PDF(Pubmed)
Abstract:
The Rho family of GTPases plays a crucial role in cellular mechanics by regulating actomyosin contractility through the parallel induction of actin and myosin assembly and function. Using exocytosis of large vesicles in the Drosophila larval salivary gland as a model, we followed the spatiotemporal regulation of Rho1, which in turn creates distinct organization patterns of actin and myosin. After vesicle fusion, low levels of activated Rho1 reach the vesicle membrane and drive actin nucleation in an uneven, spread-out pattern. Subsequently, the Rho1 activator RhoGEF2 distributes as an irregular meshwork on the vesicle membrane, activating Rho1 in a corresponding punctate pattern and driving local myosin II recruitment, resulting in vesicle constriction. Vesicle membrane buckling and subsequent crumpling occur at local sites of high myosin II concentrations.

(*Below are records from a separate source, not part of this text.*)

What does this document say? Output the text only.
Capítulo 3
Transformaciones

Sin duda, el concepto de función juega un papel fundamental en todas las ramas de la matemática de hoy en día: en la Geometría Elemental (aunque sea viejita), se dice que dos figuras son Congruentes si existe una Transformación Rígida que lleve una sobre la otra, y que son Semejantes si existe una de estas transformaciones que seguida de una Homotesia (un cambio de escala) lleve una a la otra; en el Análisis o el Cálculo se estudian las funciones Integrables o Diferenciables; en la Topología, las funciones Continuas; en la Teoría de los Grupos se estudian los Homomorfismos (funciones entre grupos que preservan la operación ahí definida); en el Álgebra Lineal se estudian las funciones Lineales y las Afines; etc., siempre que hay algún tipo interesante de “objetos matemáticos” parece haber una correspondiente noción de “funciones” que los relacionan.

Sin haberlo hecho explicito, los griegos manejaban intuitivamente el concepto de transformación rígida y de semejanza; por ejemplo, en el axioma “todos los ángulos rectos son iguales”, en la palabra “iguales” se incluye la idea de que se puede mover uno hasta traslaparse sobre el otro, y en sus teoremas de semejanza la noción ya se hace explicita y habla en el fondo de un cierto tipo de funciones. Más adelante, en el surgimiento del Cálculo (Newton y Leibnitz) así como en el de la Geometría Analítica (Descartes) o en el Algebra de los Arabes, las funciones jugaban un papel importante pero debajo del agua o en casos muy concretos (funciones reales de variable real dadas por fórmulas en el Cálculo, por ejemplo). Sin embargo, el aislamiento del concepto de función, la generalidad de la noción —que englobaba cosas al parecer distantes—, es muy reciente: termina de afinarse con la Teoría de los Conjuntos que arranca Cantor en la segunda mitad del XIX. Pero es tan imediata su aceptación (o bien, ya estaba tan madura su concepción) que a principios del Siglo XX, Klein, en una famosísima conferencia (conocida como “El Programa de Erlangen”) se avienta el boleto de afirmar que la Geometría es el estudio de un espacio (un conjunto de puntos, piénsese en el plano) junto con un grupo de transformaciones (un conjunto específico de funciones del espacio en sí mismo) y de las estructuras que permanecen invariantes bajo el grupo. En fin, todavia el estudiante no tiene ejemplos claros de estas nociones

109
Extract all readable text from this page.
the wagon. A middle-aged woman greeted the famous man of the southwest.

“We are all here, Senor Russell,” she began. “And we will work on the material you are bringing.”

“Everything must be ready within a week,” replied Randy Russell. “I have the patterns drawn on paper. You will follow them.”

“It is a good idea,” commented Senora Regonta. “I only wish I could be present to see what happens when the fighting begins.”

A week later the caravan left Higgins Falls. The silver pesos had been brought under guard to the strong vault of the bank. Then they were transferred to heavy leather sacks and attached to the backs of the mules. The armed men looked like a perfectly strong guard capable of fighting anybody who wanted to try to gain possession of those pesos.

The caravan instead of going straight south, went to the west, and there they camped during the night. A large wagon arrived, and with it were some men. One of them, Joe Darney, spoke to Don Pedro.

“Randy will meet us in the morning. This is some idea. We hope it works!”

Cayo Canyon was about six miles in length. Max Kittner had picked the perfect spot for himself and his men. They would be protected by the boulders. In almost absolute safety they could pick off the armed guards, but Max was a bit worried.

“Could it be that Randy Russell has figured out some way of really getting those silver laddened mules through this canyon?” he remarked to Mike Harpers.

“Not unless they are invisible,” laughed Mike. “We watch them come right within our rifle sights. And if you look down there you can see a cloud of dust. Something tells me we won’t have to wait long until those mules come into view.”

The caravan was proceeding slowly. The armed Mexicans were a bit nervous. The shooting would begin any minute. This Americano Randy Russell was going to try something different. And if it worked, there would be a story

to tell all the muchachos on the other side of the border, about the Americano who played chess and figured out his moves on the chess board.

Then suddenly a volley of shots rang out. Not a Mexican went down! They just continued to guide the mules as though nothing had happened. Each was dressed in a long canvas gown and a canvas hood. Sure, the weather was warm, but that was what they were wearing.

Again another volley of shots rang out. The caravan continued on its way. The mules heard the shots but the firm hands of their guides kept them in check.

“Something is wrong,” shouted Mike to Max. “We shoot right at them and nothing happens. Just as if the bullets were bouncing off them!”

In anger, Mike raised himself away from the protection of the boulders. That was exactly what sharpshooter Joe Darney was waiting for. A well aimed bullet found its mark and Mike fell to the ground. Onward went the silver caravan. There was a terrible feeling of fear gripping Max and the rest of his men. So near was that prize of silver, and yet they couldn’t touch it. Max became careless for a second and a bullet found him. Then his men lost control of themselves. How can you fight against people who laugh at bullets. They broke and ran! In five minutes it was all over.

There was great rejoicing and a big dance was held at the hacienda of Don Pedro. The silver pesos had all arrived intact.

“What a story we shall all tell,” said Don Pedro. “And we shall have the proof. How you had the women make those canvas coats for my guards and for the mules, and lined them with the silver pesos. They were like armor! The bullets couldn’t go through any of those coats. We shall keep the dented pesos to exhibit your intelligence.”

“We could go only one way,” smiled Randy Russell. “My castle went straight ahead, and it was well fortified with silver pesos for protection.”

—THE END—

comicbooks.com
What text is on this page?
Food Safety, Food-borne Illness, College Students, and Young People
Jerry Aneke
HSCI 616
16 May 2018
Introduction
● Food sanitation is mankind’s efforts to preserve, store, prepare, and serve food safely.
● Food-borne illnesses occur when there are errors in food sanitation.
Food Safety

These findings indicate that distinct thresholds for activated Rho1 create a biphasic mode of actomyosin assembly, inducing anisotropic membrane crumpling during exocrine secretion.
摘要:
GTPases的Rho家族通过平行诱导肌动蛋白和肌球蛋白的组装和功能来调节肌动球蛋白的收缩性,在细胞力学中起着至关重要的作用。利用果蝇幼虫唾液腺中的大囊泡的胞吐作用作为模型,我们遵循Rho1的时空调节,这反过来又产生了肌动蛋白和肌球蛋白的不同组织模式。囊泡融合后,低水平的活化Rho1扩散到囊泡膜,驱动肌动蛋白成核在一个不均匀的,展开模式。随后,Rho1激活剂RhoGEF2在囊泡膜上分布为不规则的网状结构,以相应的点状模式激活Rho1,并驱动局部肌球蛋白II募集,导致囊泡收缩。在高肌球蛋白II浓度的局部部位发生囊泡膜屈曲和随后的褶皱。这些发现表明,激活的Rho1的不同阈值会产生肌动球蛋白组装的双相模式,在外分泌过程中诱导各向异性膜皱缩。